In short, the West figures to be as brutal as ever, with the exception of, well, the Clippers.

George is a great player and worthy multitime All-Star. He's had a positive net rating swing (the difference in a team's net points per 100 possessions when a given player is on or off the floor) in every season of his career. In 2018-19, he finished third in MVP voting.

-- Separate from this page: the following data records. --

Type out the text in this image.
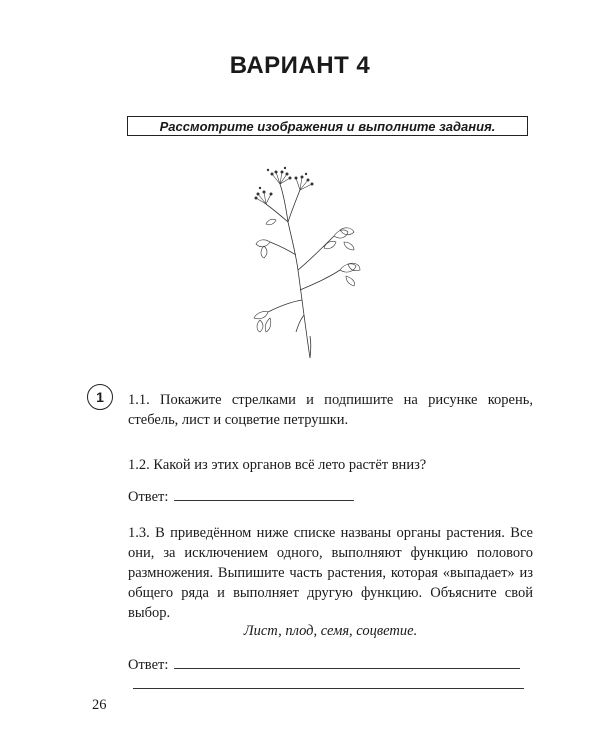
ВАРИАНТ 4
Рассмотрите изображения и выполните задания.
1 1.1. Покажите стрелками и подпишите на рисунке корень, стебель, лист и соцветие петрушки.

1.2. Какой из этих органов всё лето растёт вниз?

Ответ:

1.3. В приведённом ниже списке названы органы растения. Все они, за исключением одного, выполняют функцию полового размножения. Выпишите часть растения, которая «выпадает» из общего ряда и выполняет другую функцию. Объясните свой выбор.

Лист, плод, семя, соцветие.
Ответ:
26
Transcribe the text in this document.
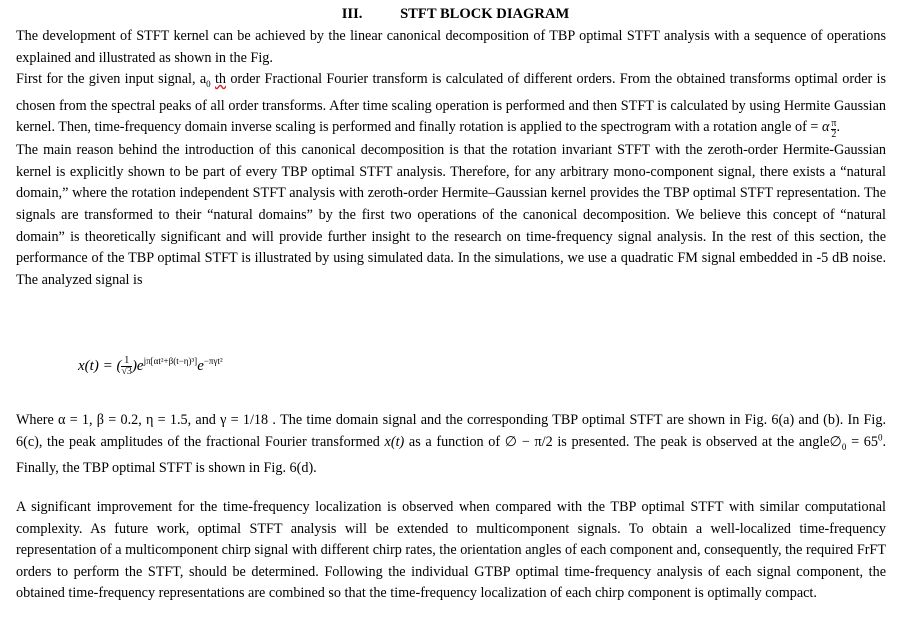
III.	STFT BLOCK DIAGRAM

The development of STFT kernel can be achieved by the linear canonical decomposition of TBP optimal STFT analysis with a sequence of operations explained and illustrated as shown in the Fig.

First for the given input signal, $a_0$ th order Fractional Fourier transform is calculated of different orders. From the obtained transforms optimal order is chosen from the spectral peaks of all order transforms. After time scaling operation is performed and then STFT is calculated by using Hermite Gaussian kernel. Then, time-frequency domain inverse scaling is performed and finally rotation is applied to the spectrogram with a rotation angle of = α $\frac{\pi}{2}$ .

The main reason behind the introduction of this canonical decomposition is that the rotation invariant STFT with the zeroth-order Hermite-Gaussian kernel is explicitly shown to be part of every TBP optimal STFT analysis. Therefore, for any arbitrary mono-component signal, there exists a “natural domain,” where the rotation independent STFT analysis with zeroth-order Hermite–Gaussian kernel provides the TBP optimal STFT representation. The signals are transformed to their “natural domains” by the first two operations of the canonical decomposition. We believe this concept of “natural domain” is theoretically significant and will provide further insight to the research on time-frequency signal analysis. In the rest of this section, the performance of the TBP optimal STFT is illustrated by using simulated data. In the simulations, we use a quadratic FM signal embedded in -5 dB noise. The analyzed signal is

x(t) = ( $\frac{1}{√3} )e^{j\pi[\alpha t^2+\beta(t-\eta)^3]}e^{-\pi\gamma t^2}$

Where α = 1, β = 0.2, η = 1.5, and γ = 1/18 . The time domain signal and the corresponding TBP optimal STFT are shown in Fig. 6(a) and (b). In Fig. 6(c), the peak amplitudes of the fractional Fourier transformed x(t) as a function of ∅ − π/2 is presented. The peak is observed at the $angle\emptyset_0 = 65^0$. Finally, the TBP optimal STFT is shown in Fig. 6(d).

A significant improvement for the time-frequency localization is observed when compared with the TBP optimal STFT with similar computational complexity. As future work, optimal STFT analysis will be extended to multicomponent signals. To obtain a well-localized time-frequency representation of a multicomponent chirp signal with different chirp rates, the orientation angles of each component and, consequently, the required FrFT orders to perform the STFT, should be determined. Following the individual GTBP optimal time-frequency analysis of each signal component, the obtained time-frequency representations are combined so that the time-frequency localization of each chirp component is optimally compact.
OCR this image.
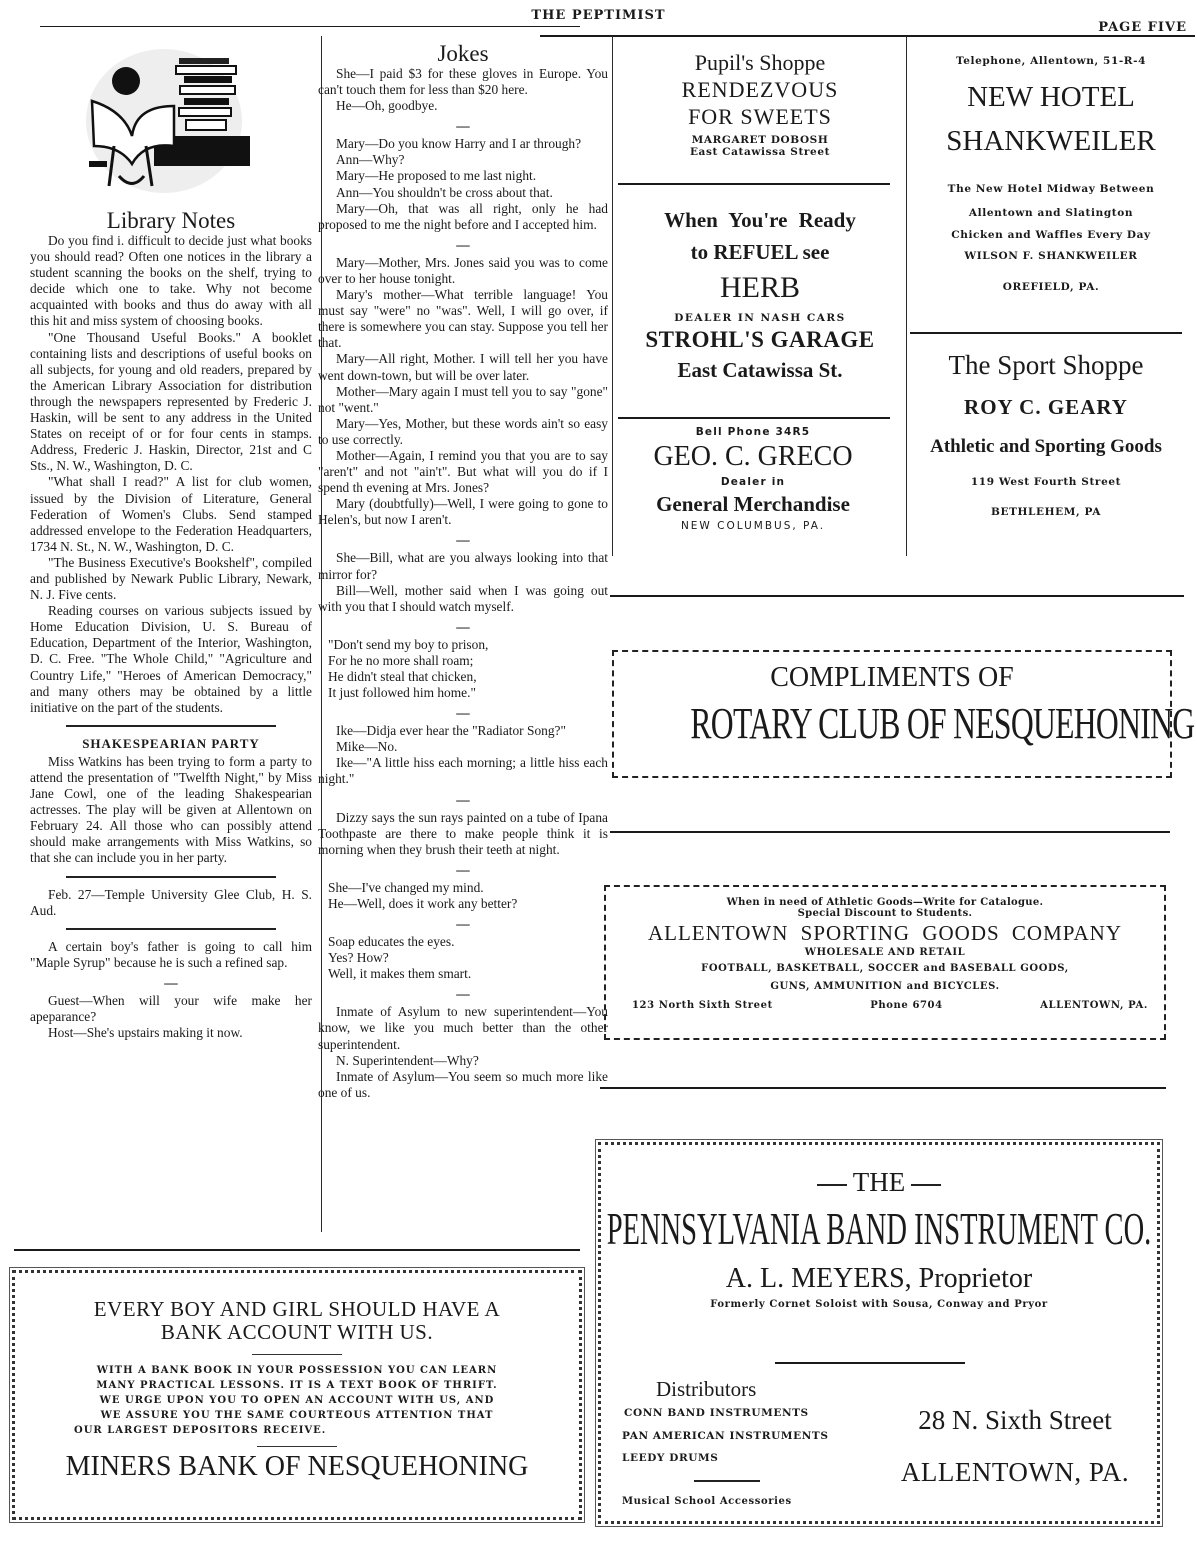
THE PEPTIMIST
PAGE FIVE
Library Notes

Do you find i. difficult to decide just what books you should read? Often one notices in the library a student scanning the books on the shelf, trying to decide which one to take. Why not become acquainted with books and thus do away with all this hit and miss system of choosing books.

"One Thousand Useful Books." A booklet containing lists and descriptions of useful books on all subjects, for young and old readers, prepared by the American Library Association for distribution through the newspapers represented by Frederic J. Haskin, will be sent to any address in the United States on receipt of or for four cents in stamps. Address, Frederic J. Haskin, Director, 21st and C Sts., N. W., Washington, D. C.

"What shall I read?" A list for club women, issued by the Division of Literature, General Federation of Women's Clubs. Send stamped addressed envelope to the Federation Headquarters, 1734 N. St., N. W., Washington, D. C.

"The Business Executive's Bookshelf", compiled and published by Newark Public Library, Newark, N. J. Five cents.

Reading courses on various subjects issued by Home Education Division, U. S. Bureau of Education, Department of the Interior, Washington, D. C. Free. "The Whole Child," "Agriculture and Country Life," "Heroes of American Democracy," and many others may be obtained by a little initiative on the part of the students.

SHAKESPEARIAN PARTY

Miss Watkins has been trying to form a party to attend the presentation of "Twelfth Night," by Miss Jane Cowl, one of the leading Shakespearian actresses. The play will be given at Allentown on February 24. All those who can possibly attend should make arrangements with Miss Watkins, so that she can include you in her party.

Feb. 27—Temple University Glee Club, H. S. Aud.

A certain boy's father is going to call him "Maple Syrup" because he is such a refined sap.

—

Guest—When will your wife make her apeparance?

Host—She's upstairs making it now.

Jokes

She—I paid $3 for these gloves in Europe. You can't touch them for less than $20 here.

He—Oh, goodbye.

—

Mary—Do you know Harry and I ar through?

Ann—Why?

Mary—He proposed to me last night.

Ann—You shouldn't be cross about that.

Mary—Oh, that was all right, only he had proposed to me the night before and I accepted him.

—

Mary—Mother, Mrs. Jones said you was to come over to her house tonight.

Mary's mother—What terrible language! You must say "were" no "was". Well, I will go over, if there is somewhere you can stay. Suppose you tell her that.

Mary—All right, Mother. I will tell her you have went down-town, but will be over later.

Mother—Mary again I must tell you to say "gone" not "went."

Mary—Yes, Mother, but these words ain't so easy to use correctly.

Mother—Again, I remind you that you are to say "aren't" and not "ain't". But what will you do if I spend th evening at Mrs. Jones?

Mary (doubtfully)—Well, I were going to gone to Helen's, but now I aren't.

—

She—Bill, what are you always looking into that mirror for?

Bill—Well, mother said when I was going out with you that I should watch myself.

—

"Don't send my boy to prison,

For he no more shall roam;

He didn't steal that chicken,

It just followed him home."

—

Ike—Didja ever hear the "Radiator Song?"

Mike—No.

Ike—"A little hiss each morning; a little hiss each night."

—

Dizzy says the sun rays painted on a tube of Ipana Toothpaste are there to make people think it is morning when they brush their teeth at night.

—

She—I've changed my mind.

He—Well, does it work any better?

—

Soap educates the eyes.

Yes? How?

Well, it makes them smart.

—

Inmate of Asylum to new superintendent—You know, we like you much better than the other superintendent.

N. Superintendent—Why?

Inmate of Asylum—You seem so much more like one of us.

Pupil's Shoppe
RENDEZVOUS
FOR SWEETS
MARGARET DOBOSH
East Catawissa Street
When You're Ready
to REFUEL see
HERB
DEALER IN NASH CARS
STROHL'S GARAGE
East Catawissa St.
Bell Phone 34R5
GEO. C. GRECO
Dealer in
General Merchandise
NEW COLUMBUS, PA.
Telephone, Allentown, 51-R-4
NEW HOTEL
SHANKWEILER
The New Hotel Midway Between
Allentown and Slatington
Chicken and Waffles Every Day
WILSON F. SHANKWEILER
OREFIELD, PA.
The Sport Shoppe
ROY C. GEARY
Athletic and Sporting Goods
119 West Fourth Street
BETHLEHEM, PA
COMPLIMENTS OF
ROTARY CLUB OF NESQUEHONING
When in need of Athletic Goods—Write for Catalogue.
Special Discount to Students.
ALLENTOWN SPORTING GOODS COMPANY
WHOLESALE AND RETAIL
FOOTBALL, BASKETBALL, SOCCER and BASEBALL GOODS,
GUNS, AMMUNITION and BICYCLES.
123 North Sixth Street	Phone 6704	ALLENTOWN, PA.
EVERY BOY AND GIRL SHOULD HAVE A
BANK ACCOUNT WITH US.
WITH A BANK BOOK IN YOUR POSSESSION YOU CAN LEARN
MANY PRACTICAL LESSONS. IT IS A TEXT BOOK OF THRIFT.
WE URGE UPON YOU TO OPEN AN ACCOUNT WITH US, AND
WE ASSURE YOU THE SAME COURTEOUS ATTENTION THAT
OUR LARGEST DEPOSITORS RECEIVE.
MINERS BANK OF NESQUEHONING
THE
PENNSYLVANIA BAND INSTRUMENT CO.
A. L. MEYERS, Proprietor
Formerly Cornet Soloist with Sousa, Conway and Pryor
Distributors
CONN BAND INSTRUMENTS
PAN AMERICAN INSTRUMENTS
LEEDY DRUMS
Musical School Accessories
28 N. Sixth Street
ALLENTOWN, PA.
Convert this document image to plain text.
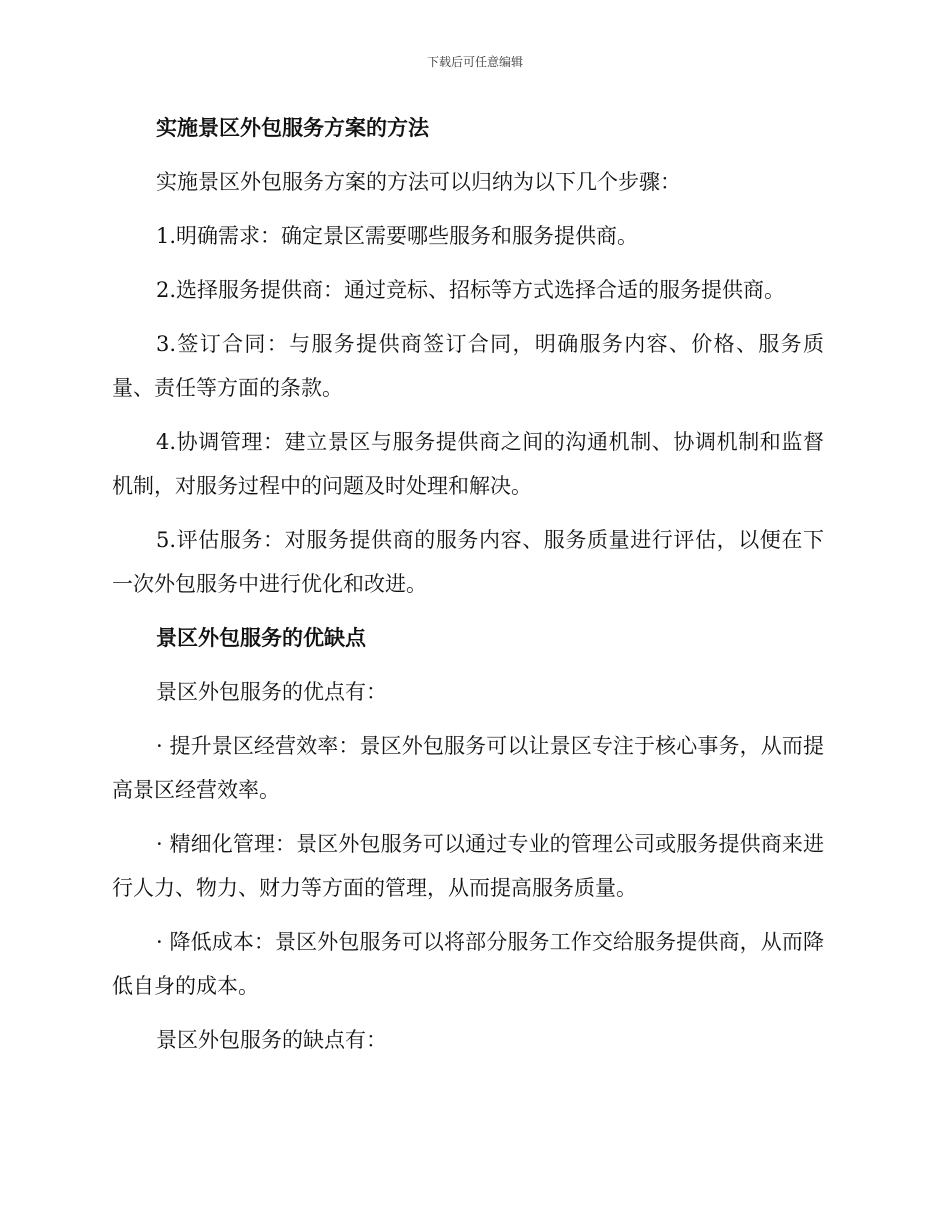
下载后可任意编辑
实施景区外包服务方案的方法

实施景区外包服务方案的方法可以归纳为以下几个步骤：

1.明确需求：确定景区需要哪些服务和服务提供商。

2.选择服务提供商：通过竞标、招标等方式选择合适的服务提供商。

3.签订合同：与服务提供商签订合同，明确服务内容、价格、服务质量、责任等方面的条款。

4.协调管理：建立景区与服务提供商之间的沟通机制、协调机制和监督机制，对服务过程中的问题及时处理和解决。

5.评估服务：对服务提供商的服务内容、服务质量进行评估，以便在下一次外包服务中进行优化和改进。

景区外包服务的优缺点

景区外包服务的优点有：

· 提升景区经营效率：景区外包服务可以让景区专注于核心事务，从而提高景区经营效率。

· 精细化管理：景区外包服务可以通过专业的管理公司或服务提供商来进行人力、物力、财力等方面的管理，从而提高服务质量。

· 降低成本：景区外包服务可以将部分服务工作交给服务提供商，从而降低自身的成本。

景区外包服务的缺点有：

But even that year, he played alongside Russell Westbrook, who averaged a triple-double, had a positive net rating swing of his own and finished 15th in the league in box plus/minus (BPM is "a basketball box score-based metric that estimates a basketball player's contribution to the team when that player is on the court," according to Basketball Reference).

George is a great first scoring option, even without Kawhi (he's averaged 29.6 points per 75 possessions with a 60.3 true shooting percentage with Kawhi off the floor over the last two seasons), but he's not the kind of one-man engine players like LeBron James, Jokic, Doncic and Curry are.

If he's the only star on a squad that includes Marcus Morris Sr., Patrick Beverley, Luke Kennard, Serge Ibaka, Rajon Rondo and Ivica Zubac, it's hard to imagine the Clippers climbing over all the aforementioned Western Conference teams on the way to the mountaintop.

Does that mean L.A. should blow it up and start over? Not necessarily, but it has outgoing first-round picks or pick swaps in each and every draft from 2022 through 2026. And with George being 31 and Leonard being 30, the timeline to win a title with those two might've been pretty short without a torn ACL mucking things up.

"You probably start to feel like your old self a year-and-a-half after the injury," former NBA player Speedy Claxton told HoopsRumors in 2018. "It's a long, grueling rehab process and you don’t know if you're ever going to be the same."

In 12-18 months, that window could be closed entirely, especially if Leonard isn't quite where he was prior to the injury.

L.A. probably wouldn't recoup all those losses by trading George or other veterans on the roster, but it could get something.

The alternative is a gap season before Leonard comes back one year older and younger stars around the league gain more experience in their own pursuits for a title.

Bailing on this experiment just two years after it started somehow feels like an overreaction. Clinging to it somehow feels like desperation.

Really, there are no good options here.